O orçamento anual da associação que gere a Orquestra do Algarve (OA) vai ser reforçado em 100 mil euros, por acordo entre a direção e 28 músicos, em conflito há dois anos, disse a ministra da Cultura.

No verão de 2008, os músicos decidiram apresentar queixa contra a associação, reclamando contratos efetivos e o pagamento de cerca de 2 milhões de euros de indemnizações por dívidas relativas a subsídios e trabalho extraordinário.

O processo, que se arrastou até agora, chegou a colocar em risco a manutenção da orquestra, fundada em 2002 e composta por cerca de 30 músicos de mais de uma dezena de nacionalidades.

A maioria dos músicos envolvidos no conflito desistiu entretanto dos processos judiciais movido contra a Associação Musical do Algarve (AMA) e aqueles que ainda estavam a recibos verdes serão integrados nos quadros de pessoal da estrutura.

“A negociação levou a que já não fosse necessário continuar com os processos judiciais”, disse aos jornalistas Gabriela Canavilhas, sublinhando que, dos 28 músicos em conflito, apenas cinco se mantêm ainda em negociações com a orquestra.

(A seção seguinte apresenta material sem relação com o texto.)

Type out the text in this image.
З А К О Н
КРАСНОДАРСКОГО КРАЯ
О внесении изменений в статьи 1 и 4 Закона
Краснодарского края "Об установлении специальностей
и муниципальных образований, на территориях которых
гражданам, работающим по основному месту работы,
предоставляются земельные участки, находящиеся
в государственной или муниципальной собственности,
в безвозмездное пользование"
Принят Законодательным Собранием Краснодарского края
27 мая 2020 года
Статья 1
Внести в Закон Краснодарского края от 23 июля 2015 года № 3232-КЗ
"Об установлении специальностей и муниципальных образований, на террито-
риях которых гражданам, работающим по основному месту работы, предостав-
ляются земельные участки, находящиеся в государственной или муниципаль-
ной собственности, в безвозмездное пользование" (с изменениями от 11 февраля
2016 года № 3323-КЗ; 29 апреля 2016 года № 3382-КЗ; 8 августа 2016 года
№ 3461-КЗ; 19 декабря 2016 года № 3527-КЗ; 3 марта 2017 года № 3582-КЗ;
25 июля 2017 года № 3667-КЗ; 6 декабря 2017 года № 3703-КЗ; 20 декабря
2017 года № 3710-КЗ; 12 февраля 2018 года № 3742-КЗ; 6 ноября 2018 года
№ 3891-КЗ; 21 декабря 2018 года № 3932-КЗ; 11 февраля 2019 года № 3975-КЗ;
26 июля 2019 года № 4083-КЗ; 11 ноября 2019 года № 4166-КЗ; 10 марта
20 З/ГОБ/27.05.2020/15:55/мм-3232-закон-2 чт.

A ministra falava hoje na Universidade do Algarve à margem da cerimónia de apresentação das novas condições contratuais estabelecidas entre os músicos da OA e a Associação Musical do Algarve (AMA), que dirige a formação.

Segundo a governante, os músicos desistiram dos processos “em troca de condições contratuais que foram ao encontro das suas expetativas”, não tendo sido necessário pagar a indemnização de 1,2 milhões de euros.

Gabriela Canavilhas reiterou que os músicos acordaram com a direção abdicar das exigências em troca de contratos de trabalho e de uma remuneração salarial justa e equiparada às das restantes orquestras do País.

Para que tal se concretize, o orçamento anual da orquestra (que ronda atualmente 1,5 milhões de euros) vai ser reforçado em 100 mil euros, montante repartido proporcionalmente entre os fundadores da formação musical algarvia.

O Ministério da Cultura, um dos maiores financiadores, vai passar a contribuir com mais de 700 mil euros anuais, disse Gabriela Canavilhas, frisando que os restantes fundadores também aumentarão no valor que atribuem à OA.

A ministra da Cultura aproveitou ainda para apelar ao “bom senso” dos cinco músicos que ainda não chegaram a acordo com a direção da orquestra, dois dos quais já não vivem em Portugal.